Hotel in Miami Beach, Florida, United States

The Faena Hotel Miami Beach is a historic resort hotel located at 3201 Collins Avenue Miami Beach.

==History==
The Saxony Hotel, completed in 1948, was one of the first luxury resorts on Miami Beach. Following the success of the Saxony, other hotels emerged on the opulent beach front. The hotel was designed by architect Roy F. France and built and owned by George D. Sax. George Sax was perhaps best known as the president and chairman of Chicago's Exchange International Corporation and Exchange National Bank. He was also president of Sax Enterprises, Inc. Today, Sax is recognized for his contributions to the banking industry, being credited with the innovation of drive-through banking and instant loans.

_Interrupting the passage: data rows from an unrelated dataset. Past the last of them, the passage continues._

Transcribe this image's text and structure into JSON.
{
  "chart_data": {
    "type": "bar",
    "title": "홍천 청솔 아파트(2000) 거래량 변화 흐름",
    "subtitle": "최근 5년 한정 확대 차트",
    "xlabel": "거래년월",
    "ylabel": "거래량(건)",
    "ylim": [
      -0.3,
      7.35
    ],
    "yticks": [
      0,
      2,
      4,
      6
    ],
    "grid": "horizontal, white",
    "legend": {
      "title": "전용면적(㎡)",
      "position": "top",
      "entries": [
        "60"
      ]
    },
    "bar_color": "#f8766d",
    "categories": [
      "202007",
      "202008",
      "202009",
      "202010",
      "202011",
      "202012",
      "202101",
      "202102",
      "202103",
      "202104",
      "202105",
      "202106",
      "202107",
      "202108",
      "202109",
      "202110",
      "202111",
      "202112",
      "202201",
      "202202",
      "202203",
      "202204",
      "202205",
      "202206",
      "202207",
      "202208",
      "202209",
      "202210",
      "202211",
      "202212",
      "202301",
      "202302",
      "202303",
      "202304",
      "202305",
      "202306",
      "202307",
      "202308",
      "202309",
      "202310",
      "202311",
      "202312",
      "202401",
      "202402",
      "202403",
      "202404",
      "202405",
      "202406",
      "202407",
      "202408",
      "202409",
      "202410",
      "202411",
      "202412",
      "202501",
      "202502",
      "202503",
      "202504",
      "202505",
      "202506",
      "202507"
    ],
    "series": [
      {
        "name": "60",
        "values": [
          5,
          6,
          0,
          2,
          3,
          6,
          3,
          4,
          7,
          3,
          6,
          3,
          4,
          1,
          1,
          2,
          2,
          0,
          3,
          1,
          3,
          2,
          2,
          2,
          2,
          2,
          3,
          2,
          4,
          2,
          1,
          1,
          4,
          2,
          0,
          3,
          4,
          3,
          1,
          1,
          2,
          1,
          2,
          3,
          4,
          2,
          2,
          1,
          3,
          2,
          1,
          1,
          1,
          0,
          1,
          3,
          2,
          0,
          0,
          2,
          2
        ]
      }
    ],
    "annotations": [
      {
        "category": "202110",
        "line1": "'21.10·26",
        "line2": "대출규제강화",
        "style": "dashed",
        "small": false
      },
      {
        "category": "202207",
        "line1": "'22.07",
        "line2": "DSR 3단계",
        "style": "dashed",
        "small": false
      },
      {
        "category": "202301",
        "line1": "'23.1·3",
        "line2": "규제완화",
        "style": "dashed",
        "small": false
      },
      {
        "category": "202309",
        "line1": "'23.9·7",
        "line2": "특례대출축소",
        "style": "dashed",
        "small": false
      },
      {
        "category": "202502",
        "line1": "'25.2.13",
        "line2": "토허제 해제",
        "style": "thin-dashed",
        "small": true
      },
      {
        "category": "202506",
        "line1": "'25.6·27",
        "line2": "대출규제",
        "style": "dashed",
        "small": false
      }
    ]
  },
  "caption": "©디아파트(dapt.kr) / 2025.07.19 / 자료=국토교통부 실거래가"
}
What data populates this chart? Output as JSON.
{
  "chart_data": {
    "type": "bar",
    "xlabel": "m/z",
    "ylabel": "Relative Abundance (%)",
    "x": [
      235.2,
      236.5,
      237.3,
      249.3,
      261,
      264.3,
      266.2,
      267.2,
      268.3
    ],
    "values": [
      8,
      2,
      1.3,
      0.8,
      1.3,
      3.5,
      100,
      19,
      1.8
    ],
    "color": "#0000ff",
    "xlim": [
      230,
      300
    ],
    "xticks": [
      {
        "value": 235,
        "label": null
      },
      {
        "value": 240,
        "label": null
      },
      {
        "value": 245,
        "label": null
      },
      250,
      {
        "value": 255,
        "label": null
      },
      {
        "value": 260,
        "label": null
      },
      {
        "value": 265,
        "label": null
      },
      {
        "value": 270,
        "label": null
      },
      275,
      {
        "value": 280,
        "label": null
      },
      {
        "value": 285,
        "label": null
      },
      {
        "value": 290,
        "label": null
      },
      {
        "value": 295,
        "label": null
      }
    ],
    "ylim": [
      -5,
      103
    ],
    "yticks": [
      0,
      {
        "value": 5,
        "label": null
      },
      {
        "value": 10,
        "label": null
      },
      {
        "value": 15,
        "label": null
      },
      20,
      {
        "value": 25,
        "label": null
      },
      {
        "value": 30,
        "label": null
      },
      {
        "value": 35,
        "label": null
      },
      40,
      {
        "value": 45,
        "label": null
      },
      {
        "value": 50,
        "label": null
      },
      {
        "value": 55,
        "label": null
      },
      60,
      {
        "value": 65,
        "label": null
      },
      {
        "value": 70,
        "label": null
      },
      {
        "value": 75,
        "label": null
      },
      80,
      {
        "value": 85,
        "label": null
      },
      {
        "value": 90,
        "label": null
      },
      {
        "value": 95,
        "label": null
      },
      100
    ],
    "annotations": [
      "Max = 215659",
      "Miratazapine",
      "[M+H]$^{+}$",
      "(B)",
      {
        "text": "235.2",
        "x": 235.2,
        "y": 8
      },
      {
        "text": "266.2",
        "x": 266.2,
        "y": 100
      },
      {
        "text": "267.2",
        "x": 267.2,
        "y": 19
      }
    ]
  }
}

The Saxony was famous for its luxurious rooms, complimentary meals, restaurants and exceptional views of South Beach. It was the first air-conditioned hotel on Miami Beach, and was considered the most expensive and lavish resort of the time. When the hotel first opened, each room was estimated to have cost approximately $21,000, which at the time was thought to be the largest sum of money ever paid for such a project. The rooms featured decks that could accommodate large groups. It was nicknamed the "Ivory Tower" after the nightclub on its top floor. Features of the hotel included decks that could accommodate large groups, an Olympic-sized swimming pool, a 600-foot private beach, and two all-weather tennis courts.

Currently it is owned by Faena Group which extensively renovated the hotel. as the Faena Hotel Miami Beach, which opened in November 2015.